A variant of the style, the Detroit, consisted of the long back and sides combined with a flattop. There is also a version involving a much shorter flat-top with long back and sides known as the Flat-Top Boogie or Flat-Top with Fenders. In California, the top hair was allowed to grow longer and combed into a wavelike pompadour shape known as a "breaker".

The ducktail hair style contributed to the term greasers: to accomplish this look, much pomade (hair grease) was required to hold the hair in place. This was still the era of hair creams, so it only required an increase in the amount to make hair remain in the desired style. Brands of grease used include Black & White, Sweet Georgia Brown, Royal Crown, and Murrays. On the West Coast of the US, pomades such as Dixie Peach or Brylcreem, and tonics such as Wildroot Cream-Oil were popular.
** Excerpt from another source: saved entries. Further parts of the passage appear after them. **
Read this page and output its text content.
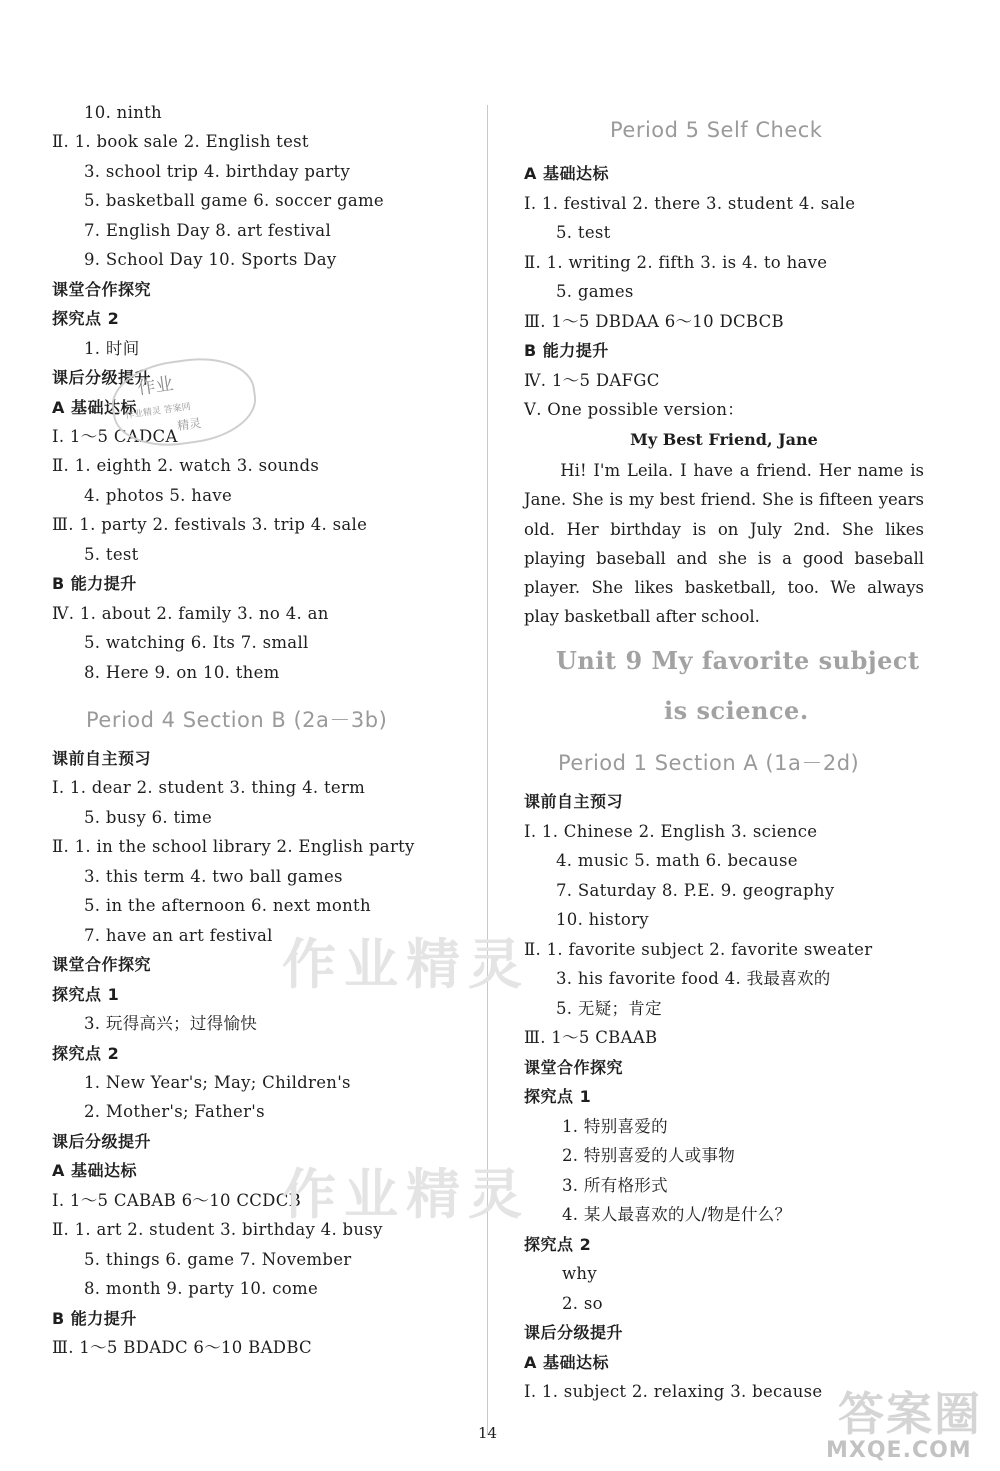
10. ninth
Ⅱ. 1. book sale 2. English test
3. school trip 4. birthday party
5. basketball game 6. soccer game
7. English Day 8. art festival
9. School Day 10. Sports Day
课堂合作探究
探究点 2
1. 时间
课后分级提升
A 基础达标
Ⅰ. 1～5 CADCA
Ⅱ. 1. eighth 2. watch 3. sounds
4. photos 5. have
Ⅲ. 1. party 2. festivals 3. trip 4. sale
5. test
B 能力提升
Ⅳ. 1. about 2. family 3. no 4. an
5. watching 6. Its 7. small
8. Here 9. on 10. them
Period 4 Section B (2a－3b)
课前自主预习
Ⅰ. 1. dear 2. student 3. thing 4. term
5. busy 6. time
Ⅱ. 1. in the school library 2. English party
3. this term 4. two ball games
5. in the afternoon 6. next month
7. have an art festival
课堂合作探究
探究点 1
3. 玩得高兴；过得愉快
探究点 2
1. New Year's; May; Children's
2. Mother's; Father's
课后分级提升
A 基础达标
Ⅰ. 1～5 CABAB 6～10 CCDCB
Ⅱ. 1. art 2. student 3. birthday 4. busy
5. things 6. game 7. November
8. month 9. party 10. come
B 能力提升
Ⅲ. 1～5 BDADC 6～10 BADBC
Period 5 Self Check
A 基础达标
Ⅰ. 1. festival 2. there 3. student 4. sale
5. test
Ⅱ. 1. writing 2. fifth 3. is 4. to have
5. games
Ⅲ. 1～5 DBDAA 6～10 DCBCB
B 能力提升
Ⅳ. 1～5 DAFGC
Ⅴ. One possible version：
My Best Friend, Jane
Hi! I'm Leila. I have a friend. Her name is Jane. She is my best friend. She is fifteen years old. Her birthday is on July 2nd. She likes playing baseball and she is a good baseball player. She likes basketball, too. We always play basketball after school.
Unit 9 My favorite subject
is science.
Period 1 Section A (1a－2d)
课前自主预习
Ⅰ. 1. Chinese 2. English 3. science
4. music 5. math 6. because
7. Saturday 8. P.E. 9. geography
10. history
Ⅱ. 1. favorite subject 2. favorite sweater
3. his favorite food 4. 我最喜欢的
5. 无疑；肯定
Ⅲ. 1～5 CBAAB
课堂合作探究
探究点 1
1. 特别喜爱的
2. 特别喜爱的人或事物
3. 所有格形式
4. 某人最喜欢的人/物是什么？
探究点 2
why
2. so
课后分级提升
A 基础达标
Ⅰ. 1. subject 2. relaxing 3. because
作业精灵
作业精灵
作业
作业精灵 答案网
精灵
14	答案圈
MXQE.COM
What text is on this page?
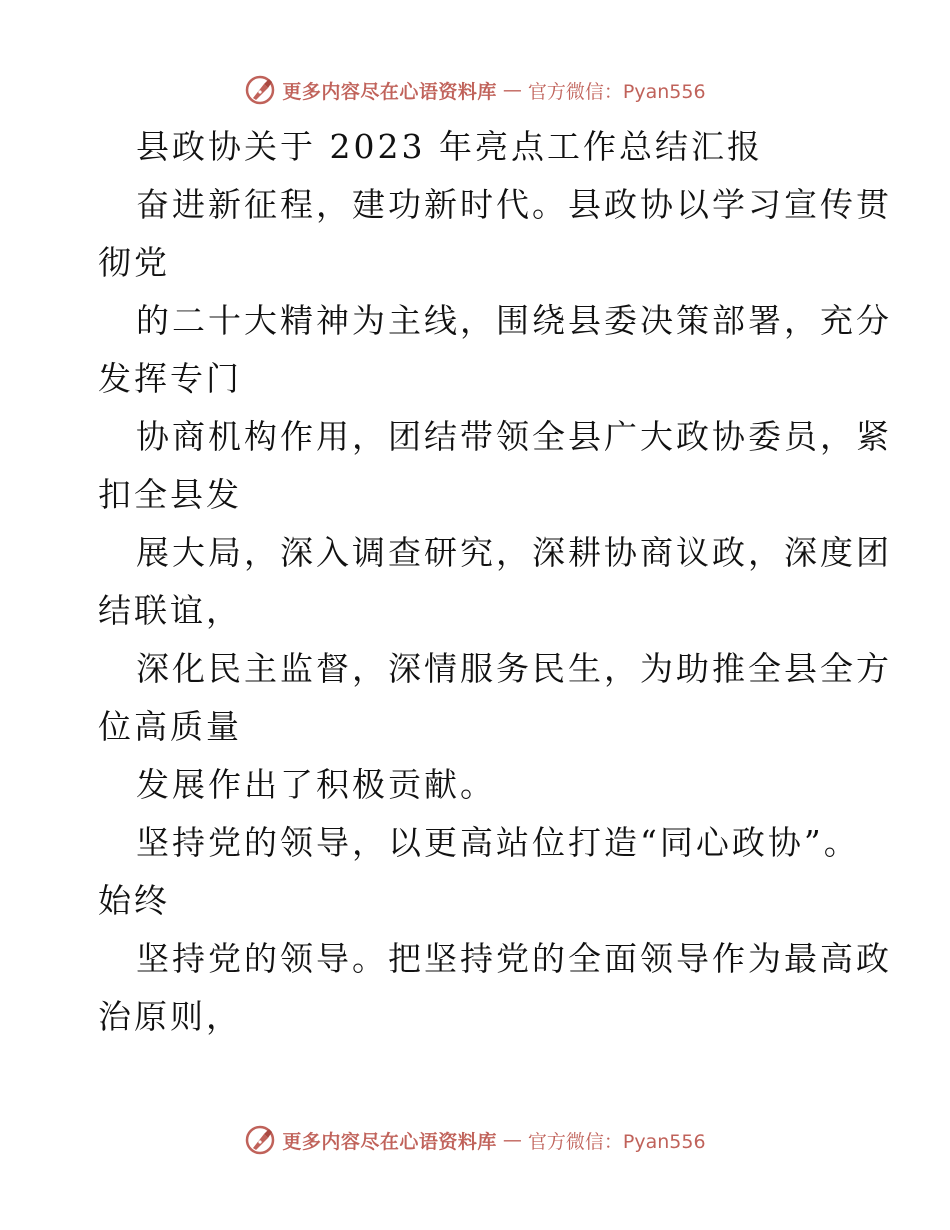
更多内容尽在心语资料库 — 官方微信：Pyan556
县政协关于 2023 年亮点工作总结汇报
奋进新征程，建功新时代。县政协以学习宣传贯
彻党
的二十大精神为主线，围绕县委决策部署，充分
发挥专门
协商机构作用，团结带领全县广大政协委员，紧
扣全县发
展大局，深入调查研究，深耕协商议政，深度团
结联谊，
深化民主监督，深情服务民生，为助推全县全方
位高质量
发展作出了积极贡献。
坚持党的领导，以更高站位打造“同心政协”。
始终
坚持党的领导。把坚持党的全面领导作为最高政
治原则，
更多内容尽在心语资料库 — 官方微信：Pyan556
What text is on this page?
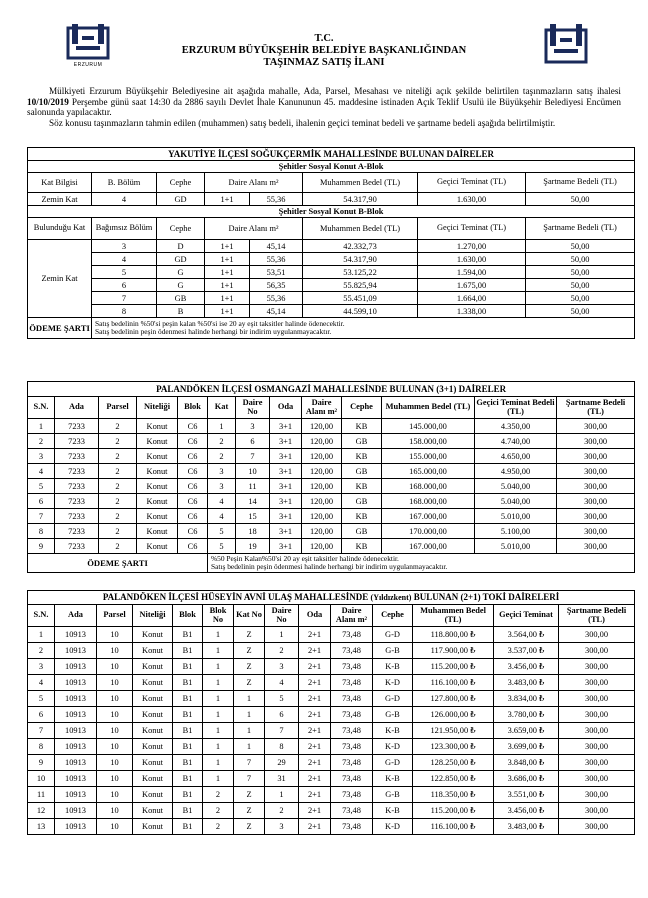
ERZURUM
T.C.
ERZURUM BÜYÜKŞEHİR BELEDİYE BAŞKANLIĞINDAN
TAŞINMAZ SATIŞ İLANI

Mülkiyeti Erzurum Büyükşehir Belediyesine ait aşağıda mahalle, Ada, Parsel, Mesahası ve niteliği açık şekilde belirtilen taşınmazların satış ihalesi 10/10/2019 Perşembe günü saat 14:30 da 2886 sayılı Devlet İhale Kanununun 45. maddesine istinaden Açık Teklif Usulü ile Büyükşehir Belediyesi Encümen salonunda yapılacaktır.

Söz konusu taşınmazların tahmin edilen (muhammen) satış bedeli, ihalenin geçici teminat bedeli ve şartname bedeli aşağıda belirtilmiştir.

YAKUTİYE İLÇESİ SOĞUKÇERMİK MAHALLESİNDE BULUNAN DAİRELER							
Şehitler Sosyal Konut A-Blok							
Kat Bilgisi	B. Bölüm	Cephe	Daire Alanı m²		Muhammen Bedel (TL)	Geçici Teminat (TL)	Şartname Bedeli (TL)
Zemin Kat	4	GD	1+1	55,36	54.317,90	1.630,00	50,00
Şehitler Sosyal Konut B-Blok							
Bulunduğu Kat	Bağımsız Bölüm	Cephe	Daire Alanı m²		Muhammen Bedel (TL)	Geçici Teminat (TL)	Şartname Bedeli (TL)
Zemin Kat	3	D	1+1	45,14	42.332,73	1.270,00	50,00
	4	GD	1+1	55,36	54.317,90	1.630,00	50,00
	5	G	1+1	53,51	53.125,22	1.594,00	50,00
	6	G	1+1	56,35	55.825,94	1.675,00	50,00
	7	GB	1+1	55,36	55.451,09	1.664,00	50,00
	8	B	1+1	45,14	44.599,10	1.338,00	50,00
ÖDEME ŞARTI	Satış bedelinin %50'si peşin kalan %50'si ise 20 ay eşit taksitler halinde ödenecektir.
Satış bedelinin peşin ödenmesi halinde herhangi bir indirim uygulanmayacaktır.						
PALANDÖKEN İLÇESİ OSMANGAZİ MAHALLESİNDE BULUNAN (3+1) DAİRELER												
S.N.	Ada	Parsel	Niteliği	Blok	Kat	Daire No	Oda	Daire Alanı m²	Cephe	Muhammen Bedel (TL)	Geçici Teminat Bedeli (TL)	Şartname Bedeli (TL)
1	7233	2	Konut	C6	1	3	3+1	120,00	KB	145.000,00	4.350,00	300,00
2	7233	2	Konut	C6	2	6	3+1	120,00	GB	158.000,00	4.740,00	300,00
3	7233	2	Konut	C6	2	7	3+1	120,00	KB	155.000,00	4.650,00	300,00
4	7233	2	Konut	C6	3	10	3+1	120,00	GB	165.000,00	4.950,00	300,00
5	7233	2	Konut	C6	3	11	3+1	120,00	KB	168.000,00	5.040,00	300,00
6	7233	2	Konut	C6	4	14	3+1	120,00	GB	168.000,00	5.040,00	300,00
7	7233	2	Konut	C6	4	15	3+1	120,00	KB	167.000,00	5.010,00	300,00
8	7233	2	Konut	C6	5	18	3+1	120,00	GB	170.000,00	5.100,00	300,00
9	7233	2	Konut	C6	5	19	3+1	120,00	KB	167.000,00	5.010,00	300,00
ÖDEME ŞARTI					%50 Peşin Kalan%50'si 20 ay eşit taksitler halinde ödenecektir.
Satış bedelinin peşin ödenmesi halinde herhangi bir indirim uygulanmayacaktır.							
PALANDÖKEN İLÇESİ HÜSEYİN AVNİ ULAŞ MAHALLESİNDE (Yıldızkent) BULUNAN (2+1) TOKİ DAİRELERİ													
S.N.	Ada	Parsel	Niteliği	Blok	Blok No	Kat No	Daire No	Oda	Daire Alanı m²	Cephe	Muhammen Bedel (TL)	Geçici Teminat	Şartname Bedeli (TL)
1	10913	10	Konut	B1	1	Z	1	2+1	73,48	G-D	118.800,00 ₺	3.564,00 ₺	300,00
2	10913	10	Konut	B1	1	Z	2	2+1	73,48	G-B	117.900,00 ₺	3.537,00 ₺	300,00
3	10913	10	Konut	B1	1	Z	3	2+1	73,48	K-B	115.200,00 ₺	3.456,00 ₺	300,00
4	10913	10	Konut	B1	1	Z	4	2+1	73,48	K-D	116.100,00 ₺	3.483,00 ₺	300,00
5	10913	10	Konut	B1	1	1	5	2+1	73,48	G-D	127.800,00 ₺	3.834,00 ₺	300,00
6	10913	10	Konut	B1	1	1	6	2+1	73,48	G-B	126.000,00 ₺	3.780,00 ₺	300,00
7	10913	10	Konut	B1	1	1	7	2+1	73,48	K-B	121.950,00 ₺	3.659,00 ₺	300,00
8	10913	10	Konut	B1	1	1	8	2+1	73,48	K-D	123.300,00 ₺	3.699,00 ₺	300,00
9	10913	10	Konut	B1	1	7	29	2+1	73,48	G-D	128.250,00 ₺	3.848,00 ₺	300,00
10	10913	10	Konut	B1	1	7	31	2+1	73,48	K-B	122.850,00 ₺	3.686,00 ₺	300,00
11	10913	10	Konut	B1	2	Z	1	2+1	73,48	G-B	118.350,00 ₺	3.551,00 ₺	300,00
12	10913	10	Konut	B1	2	Z	2	2+1	73,48	K-B	115.200,00 ₺	3.456,00 ₺	300,00
13	10913	10	Konut	B1	2	Z	3	2+1	73,48	K-D	116.100,00 ₺	3.483,00 ₺	300,00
To ensure that the hair was just so, the wearer often touched up the D.A. many times during the day by running his greased comb through it. This led to a stylized means of handling the comb by drawing it out of the back pocket of a pair of jeans using the extended index and middle finger, and, holding it thus, running the comb through the two side "wings" of the style to adjust their shape.

==Significance==
The D.A. quickly became a stereotypical feature of rebels, mobsters, and nonconformists, and gained popularity especially after the rise of rock 'n roll singer Elvis Presley, who sported the same look. Although the ducktail was adopted by Hollywood to represent the wild youth of the 1950s, only a minority of males actually sported a D.A., even amongst the British Rockers and Teddy Boys of the same era. The style became popular in India after film star Shammi Kapoor sported it. It is also associated with men of Mediterranean, Eastern European and/or Latin American descent, though in slightly different styles.

==Variations==
The Ducktail hairstyle in African-American culture is a patch of hair on the nape of the neck that is grown out. Several African-American sports players have worn the ducktail such as basketball player Drew Gooden, baseball player Coco Crisp, and football player Von Miller. Other notable African-Americans with the hairstyle, similar to the rattail, include rapper The Game.